PhD candidate Niloufar Khosravi, Princess Margaret Cancer Centre scientist Dr. Ralph DaCosta and Professor John Davies are members of a research team that have uncovered new information about medical devices that could accelerate post-surgical healing. (Photo: Luke Ng / University of Toronto).
June 18, 2018 | By Luke Ng
A University of Toronto research team has uncovered new information that could accelerate post-surgical healing for procedures involving medical devices as diverse as dental implants and skin dressings.
Their paper, published in Nature Communications Biology today, describes how different implant surface textures affect a fundamental process in the body’s ability to heal the area surrounding the implant.
“We have known for decades that creating nano-scale implant surface texture improves clinical success rates,” said John E. Davies, a professor in U of T’s Faculty of Dentistry and Institute of Biomaterials & Biomedical Engineering (IBBME)—the senior author of this study. “However, little was known of the cellular mechanisms by which the implant surface affects the healing process.”
The team, co-led by Princess Margaret Cancer Centre scientist Dr. Ralph DaCosta, looked at the effect of implant surface texture on neovascularization—the process of blood vessel formation— around implants.

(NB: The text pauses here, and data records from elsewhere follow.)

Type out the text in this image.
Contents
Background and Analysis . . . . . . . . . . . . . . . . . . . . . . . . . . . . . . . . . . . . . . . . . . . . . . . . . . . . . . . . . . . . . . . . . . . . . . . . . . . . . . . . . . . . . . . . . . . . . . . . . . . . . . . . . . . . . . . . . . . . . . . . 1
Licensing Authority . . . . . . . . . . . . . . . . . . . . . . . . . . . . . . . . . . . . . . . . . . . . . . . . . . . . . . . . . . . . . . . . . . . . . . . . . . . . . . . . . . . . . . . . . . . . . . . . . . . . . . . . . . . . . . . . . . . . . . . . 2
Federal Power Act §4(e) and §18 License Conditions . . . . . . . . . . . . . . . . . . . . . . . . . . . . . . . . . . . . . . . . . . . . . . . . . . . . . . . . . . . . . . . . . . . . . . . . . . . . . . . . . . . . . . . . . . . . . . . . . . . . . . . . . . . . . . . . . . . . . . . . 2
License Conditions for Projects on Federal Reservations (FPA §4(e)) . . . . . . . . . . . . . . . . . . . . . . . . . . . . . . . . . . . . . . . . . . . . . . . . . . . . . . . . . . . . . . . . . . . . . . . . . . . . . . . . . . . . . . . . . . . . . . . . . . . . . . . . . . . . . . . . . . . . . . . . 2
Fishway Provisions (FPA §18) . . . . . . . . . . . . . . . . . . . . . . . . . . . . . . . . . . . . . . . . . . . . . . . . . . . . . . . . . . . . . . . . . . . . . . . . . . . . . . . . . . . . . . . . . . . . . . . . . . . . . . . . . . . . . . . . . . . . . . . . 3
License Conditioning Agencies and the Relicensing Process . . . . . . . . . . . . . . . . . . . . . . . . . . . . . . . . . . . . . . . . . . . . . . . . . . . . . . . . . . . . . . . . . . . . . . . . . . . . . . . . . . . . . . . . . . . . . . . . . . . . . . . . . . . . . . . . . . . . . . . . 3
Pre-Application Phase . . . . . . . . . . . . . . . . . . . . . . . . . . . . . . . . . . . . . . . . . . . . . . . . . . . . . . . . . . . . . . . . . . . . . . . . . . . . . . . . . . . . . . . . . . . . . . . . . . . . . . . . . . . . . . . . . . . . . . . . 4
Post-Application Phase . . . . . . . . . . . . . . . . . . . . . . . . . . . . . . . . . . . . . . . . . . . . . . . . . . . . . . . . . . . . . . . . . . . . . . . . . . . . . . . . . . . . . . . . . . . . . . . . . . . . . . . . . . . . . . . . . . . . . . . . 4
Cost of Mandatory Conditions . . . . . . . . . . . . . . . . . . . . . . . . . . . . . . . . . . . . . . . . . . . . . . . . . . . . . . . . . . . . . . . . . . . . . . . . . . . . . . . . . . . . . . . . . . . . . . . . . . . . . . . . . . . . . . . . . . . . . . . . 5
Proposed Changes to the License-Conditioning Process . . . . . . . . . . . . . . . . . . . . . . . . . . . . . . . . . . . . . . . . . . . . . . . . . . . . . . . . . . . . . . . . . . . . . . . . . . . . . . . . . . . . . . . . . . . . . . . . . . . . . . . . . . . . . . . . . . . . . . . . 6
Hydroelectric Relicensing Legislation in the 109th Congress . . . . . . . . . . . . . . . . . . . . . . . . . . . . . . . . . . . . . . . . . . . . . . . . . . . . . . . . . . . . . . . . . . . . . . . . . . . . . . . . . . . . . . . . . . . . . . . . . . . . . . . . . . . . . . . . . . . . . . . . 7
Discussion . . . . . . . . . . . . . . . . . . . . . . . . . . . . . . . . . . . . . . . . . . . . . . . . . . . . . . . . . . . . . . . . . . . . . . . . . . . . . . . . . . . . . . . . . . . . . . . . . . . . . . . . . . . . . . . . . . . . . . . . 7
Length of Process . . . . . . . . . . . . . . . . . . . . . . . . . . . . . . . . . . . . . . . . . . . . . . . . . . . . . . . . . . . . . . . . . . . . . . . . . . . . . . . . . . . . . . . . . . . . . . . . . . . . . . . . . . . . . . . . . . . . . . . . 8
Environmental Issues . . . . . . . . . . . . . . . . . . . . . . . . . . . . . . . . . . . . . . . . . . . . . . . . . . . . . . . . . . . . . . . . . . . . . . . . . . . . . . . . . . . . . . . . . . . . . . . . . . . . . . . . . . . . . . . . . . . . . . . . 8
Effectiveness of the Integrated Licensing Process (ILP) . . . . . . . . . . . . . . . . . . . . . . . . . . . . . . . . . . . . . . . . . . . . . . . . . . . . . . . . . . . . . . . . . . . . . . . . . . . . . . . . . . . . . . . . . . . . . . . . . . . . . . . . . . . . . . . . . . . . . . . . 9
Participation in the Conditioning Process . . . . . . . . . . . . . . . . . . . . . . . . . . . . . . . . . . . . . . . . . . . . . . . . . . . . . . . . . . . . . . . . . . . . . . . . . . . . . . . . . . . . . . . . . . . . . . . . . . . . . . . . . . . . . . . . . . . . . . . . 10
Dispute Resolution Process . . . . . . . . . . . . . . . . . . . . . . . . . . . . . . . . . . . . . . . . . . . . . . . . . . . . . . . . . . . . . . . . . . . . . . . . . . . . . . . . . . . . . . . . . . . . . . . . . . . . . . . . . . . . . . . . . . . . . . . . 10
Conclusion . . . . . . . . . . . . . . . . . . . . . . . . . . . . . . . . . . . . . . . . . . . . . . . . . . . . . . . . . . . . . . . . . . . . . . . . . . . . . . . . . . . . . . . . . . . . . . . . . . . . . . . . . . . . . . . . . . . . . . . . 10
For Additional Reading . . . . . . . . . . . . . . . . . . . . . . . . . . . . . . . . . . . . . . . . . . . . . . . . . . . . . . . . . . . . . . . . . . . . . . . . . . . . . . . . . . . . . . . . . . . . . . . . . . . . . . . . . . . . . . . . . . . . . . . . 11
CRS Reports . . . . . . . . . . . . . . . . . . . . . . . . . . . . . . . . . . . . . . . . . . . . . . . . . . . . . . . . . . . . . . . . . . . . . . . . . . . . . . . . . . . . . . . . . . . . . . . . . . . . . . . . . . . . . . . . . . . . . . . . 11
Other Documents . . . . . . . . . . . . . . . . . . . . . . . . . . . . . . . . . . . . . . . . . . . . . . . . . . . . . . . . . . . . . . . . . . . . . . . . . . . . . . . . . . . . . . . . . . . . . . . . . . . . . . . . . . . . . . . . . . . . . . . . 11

“The ability for blood vessels to form around an implant is a key factor in its successful tissue integration,” said Niloufar Khosravi, a PhD candidate in Davies’ lab and the study’s first author. “Indeed, neovascularization is vital for tissue healing and regeneration around the implant.”
To study this effect, the team built a model that allowed them to observe the implant healing process in real time using intravital optical microscopic imaging systems developed in DaCosta’s lab. Their experiments monitored the formation of new blood vessels around a series of medical-grade titanium implants at the cellular level, and how the distribution and pattern of neovascularization changed in the presence of implants of differing surface texture.
“We did not initially expect blood vessels to be clearly visible in this model,” said Khosravi. “We decided to add an imaging contrast agent after a few pilot studies and the resulting resolution was remarkably higher than we expected. It allowed us to monitor not only the rate, but also the location, shape, function and pattern of new blood vessels around implants over a six week period.”
In addition to adding new knowledge for designing better medical implants, the team’s findings could also address other related challenges in human health.
“We can use this knowledge to build broader implantable biomaterials to improve the quality of life for people who have impaired healing conditions, such as the elderly or persons with diabetes,” said DaCosta, who is also an assistant professor in U of T’s Department of Medical Biophysics. “We now have new tools and strategies to better support the body’s natural repair process.”